No Cerrado, a região do Matopiba, que fica mais ao Norte e envolve os Estados do Tocantins, Maranhão, Piauí e Bahia, ainda tem muito desmatamento para plantio de soja. Em alguns locais, o produtor não vai desmatar e passa a plantar a soja em cima das áreas de pastagem. Esse é um problema bem complexo. A forma que tentamos abordá-lo é com a elaboração de cenários de expansão para o futuro. Criamos algumas restrições no modelo para que algumas áreas não seja mais permitido o desmatamento.

Considerando as áreas que já estão abertas, se formos ter expansão de soja e de carne precisamos trabalhar com os dois cenários para verificar até quando conseguiríamos atender as demandas. Acreditamos que haverá expansão da produção de soja até determinado momento em decorrência da demanda mundial e de carne. Mas para responder à pergunta de forma mais objetiva precisaríamos incluir outro tipo de análise em termos econômicos.

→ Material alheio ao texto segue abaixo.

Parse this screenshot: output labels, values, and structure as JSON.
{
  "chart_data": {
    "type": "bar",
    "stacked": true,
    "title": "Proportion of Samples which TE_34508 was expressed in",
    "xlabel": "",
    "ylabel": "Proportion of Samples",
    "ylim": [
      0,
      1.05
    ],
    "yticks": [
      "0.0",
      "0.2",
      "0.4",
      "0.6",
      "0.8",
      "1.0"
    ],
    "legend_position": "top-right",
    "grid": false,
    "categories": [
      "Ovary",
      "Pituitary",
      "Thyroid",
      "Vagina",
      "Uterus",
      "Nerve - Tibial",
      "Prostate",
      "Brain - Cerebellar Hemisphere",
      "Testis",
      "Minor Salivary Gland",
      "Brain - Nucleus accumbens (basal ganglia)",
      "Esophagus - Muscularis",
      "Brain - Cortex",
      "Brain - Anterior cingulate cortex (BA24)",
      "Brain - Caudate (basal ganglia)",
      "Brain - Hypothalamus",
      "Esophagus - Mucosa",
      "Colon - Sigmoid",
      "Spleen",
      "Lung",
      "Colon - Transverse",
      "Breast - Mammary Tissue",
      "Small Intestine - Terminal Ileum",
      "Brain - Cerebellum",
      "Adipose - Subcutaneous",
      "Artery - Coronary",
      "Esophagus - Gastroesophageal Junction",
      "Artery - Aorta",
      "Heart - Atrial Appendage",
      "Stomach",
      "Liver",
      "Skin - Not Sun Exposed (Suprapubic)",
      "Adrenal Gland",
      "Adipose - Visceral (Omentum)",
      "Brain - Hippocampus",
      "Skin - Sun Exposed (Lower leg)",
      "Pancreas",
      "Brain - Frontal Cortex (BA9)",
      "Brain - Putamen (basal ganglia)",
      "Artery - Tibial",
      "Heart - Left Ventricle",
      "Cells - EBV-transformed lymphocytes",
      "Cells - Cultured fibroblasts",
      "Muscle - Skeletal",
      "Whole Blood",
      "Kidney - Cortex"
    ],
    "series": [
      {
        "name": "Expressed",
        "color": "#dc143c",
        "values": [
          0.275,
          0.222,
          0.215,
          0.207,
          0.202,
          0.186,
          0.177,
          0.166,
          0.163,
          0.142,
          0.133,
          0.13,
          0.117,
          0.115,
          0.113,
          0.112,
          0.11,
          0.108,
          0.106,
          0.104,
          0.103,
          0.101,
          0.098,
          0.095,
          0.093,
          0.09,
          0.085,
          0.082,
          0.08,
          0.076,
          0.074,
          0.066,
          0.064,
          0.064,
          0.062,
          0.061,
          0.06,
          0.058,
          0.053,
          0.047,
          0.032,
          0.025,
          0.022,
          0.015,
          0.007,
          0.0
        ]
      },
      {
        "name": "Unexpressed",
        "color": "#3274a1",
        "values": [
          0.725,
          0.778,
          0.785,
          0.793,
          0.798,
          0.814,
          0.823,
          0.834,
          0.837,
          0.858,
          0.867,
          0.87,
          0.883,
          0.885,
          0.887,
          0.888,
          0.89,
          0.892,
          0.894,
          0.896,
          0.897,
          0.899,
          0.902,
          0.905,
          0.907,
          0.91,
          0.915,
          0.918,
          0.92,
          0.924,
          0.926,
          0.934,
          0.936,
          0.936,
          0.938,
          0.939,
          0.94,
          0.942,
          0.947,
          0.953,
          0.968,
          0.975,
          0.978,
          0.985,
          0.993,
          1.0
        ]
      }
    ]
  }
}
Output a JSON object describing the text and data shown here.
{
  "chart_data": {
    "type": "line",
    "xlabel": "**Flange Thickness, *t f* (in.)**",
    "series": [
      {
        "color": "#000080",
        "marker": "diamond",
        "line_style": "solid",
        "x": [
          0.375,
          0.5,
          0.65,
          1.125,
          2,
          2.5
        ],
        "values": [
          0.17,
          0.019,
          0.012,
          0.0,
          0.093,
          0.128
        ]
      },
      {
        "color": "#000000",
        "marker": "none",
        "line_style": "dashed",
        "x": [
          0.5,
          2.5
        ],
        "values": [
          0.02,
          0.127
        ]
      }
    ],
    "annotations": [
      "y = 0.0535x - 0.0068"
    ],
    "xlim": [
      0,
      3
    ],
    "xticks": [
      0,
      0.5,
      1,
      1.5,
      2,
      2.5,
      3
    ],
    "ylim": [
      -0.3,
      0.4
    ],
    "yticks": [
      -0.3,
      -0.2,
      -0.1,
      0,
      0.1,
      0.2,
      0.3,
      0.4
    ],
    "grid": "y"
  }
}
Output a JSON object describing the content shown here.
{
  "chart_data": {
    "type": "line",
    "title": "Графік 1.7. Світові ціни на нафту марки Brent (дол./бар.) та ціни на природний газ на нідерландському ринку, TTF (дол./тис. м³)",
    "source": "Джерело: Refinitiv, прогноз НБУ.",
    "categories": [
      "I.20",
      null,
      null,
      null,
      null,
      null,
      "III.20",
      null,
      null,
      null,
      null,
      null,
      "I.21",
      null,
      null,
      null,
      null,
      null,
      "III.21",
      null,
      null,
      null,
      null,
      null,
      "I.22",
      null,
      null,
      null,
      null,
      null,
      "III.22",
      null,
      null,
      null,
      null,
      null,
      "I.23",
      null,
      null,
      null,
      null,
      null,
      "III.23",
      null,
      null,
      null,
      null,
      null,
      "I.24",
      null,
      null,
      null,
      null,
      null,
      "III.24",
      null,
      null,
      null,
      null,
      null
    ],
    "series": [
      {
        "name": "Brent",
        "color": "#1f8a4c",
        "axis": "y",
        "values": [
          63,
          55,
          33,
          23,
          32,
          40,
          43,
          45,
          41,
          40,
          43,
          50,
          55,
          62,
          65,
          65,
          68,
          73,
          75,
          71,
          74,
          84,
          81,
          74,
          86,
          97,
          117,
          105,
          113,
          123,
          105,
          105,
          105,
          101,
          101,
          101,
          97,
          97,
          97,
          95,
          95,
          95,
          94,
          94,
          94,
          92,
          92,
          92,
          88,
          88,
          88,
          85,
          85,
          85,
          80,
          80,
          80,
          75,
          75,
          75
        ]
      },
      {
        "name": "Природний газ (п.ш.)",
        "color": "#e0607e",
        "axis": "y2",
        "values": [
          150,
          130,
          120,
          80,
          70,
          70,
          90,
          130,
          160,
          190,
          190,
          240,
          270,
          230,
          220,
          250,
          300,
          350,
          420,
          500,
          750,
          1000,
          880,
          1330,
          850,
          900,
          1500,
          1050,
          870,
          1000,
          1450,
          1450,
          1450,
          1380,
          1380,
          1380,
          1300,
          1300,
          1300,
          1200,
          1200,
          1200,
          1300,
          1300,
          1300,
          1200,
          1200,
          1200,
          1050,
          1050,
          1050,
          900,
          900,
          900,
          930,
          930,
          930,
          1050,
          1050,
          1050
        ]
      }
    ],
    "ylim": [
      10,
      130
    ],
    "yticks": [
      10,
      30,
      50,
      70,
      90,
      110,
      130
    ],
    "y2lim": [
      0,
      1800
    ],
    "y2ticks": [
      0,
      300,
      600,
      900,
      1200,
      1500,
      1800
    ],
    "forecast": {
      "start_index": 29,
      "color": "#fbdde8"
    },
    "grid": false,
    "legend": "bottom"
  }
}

Sérgio Henrique Nogueira – Faz parte da minha tese a busca pela expansão agrícola sustentável, que seria o aproveitamento da área de pastagem. O que fizemos na pesquisa foi pegar as áreas de pastagem e consideramos como se fosse um estoque de terras para expansão da agricultura. Criamos um modelo para verificar onde estão as áreas com aptidão agrícola no Cerrado, considerando a precipitação, declividade e altitude.

E pensamos onde, das áreas com aptidão, seria mais interessante de a agricultura entrar. O resultado ao qual chegamos de áreas prósperas para a agricultura, com boas condições de solo e boa infraestrutura, seriam aproximadamente 11 milhões de hectares disponíveis para a atividade agrícola. É um número superior ao da expansão da soja entre 2000 e 2017.

Augusto Diniz – Mas isso apenas no Cerrado?
Sérgio Henrique Nogueira – No Cerrado. Seriam áreas consideradas como o filé mignon para a agricultura. Mas entram questões sobre a expansão da agricultura nas áreas de pastagem. Se a soja expandir seu plantio em áreas de pastagem, o que pode acontecer com o boi? O animal pode correr para áreas desmatadas ou forçar um novo desmatamento?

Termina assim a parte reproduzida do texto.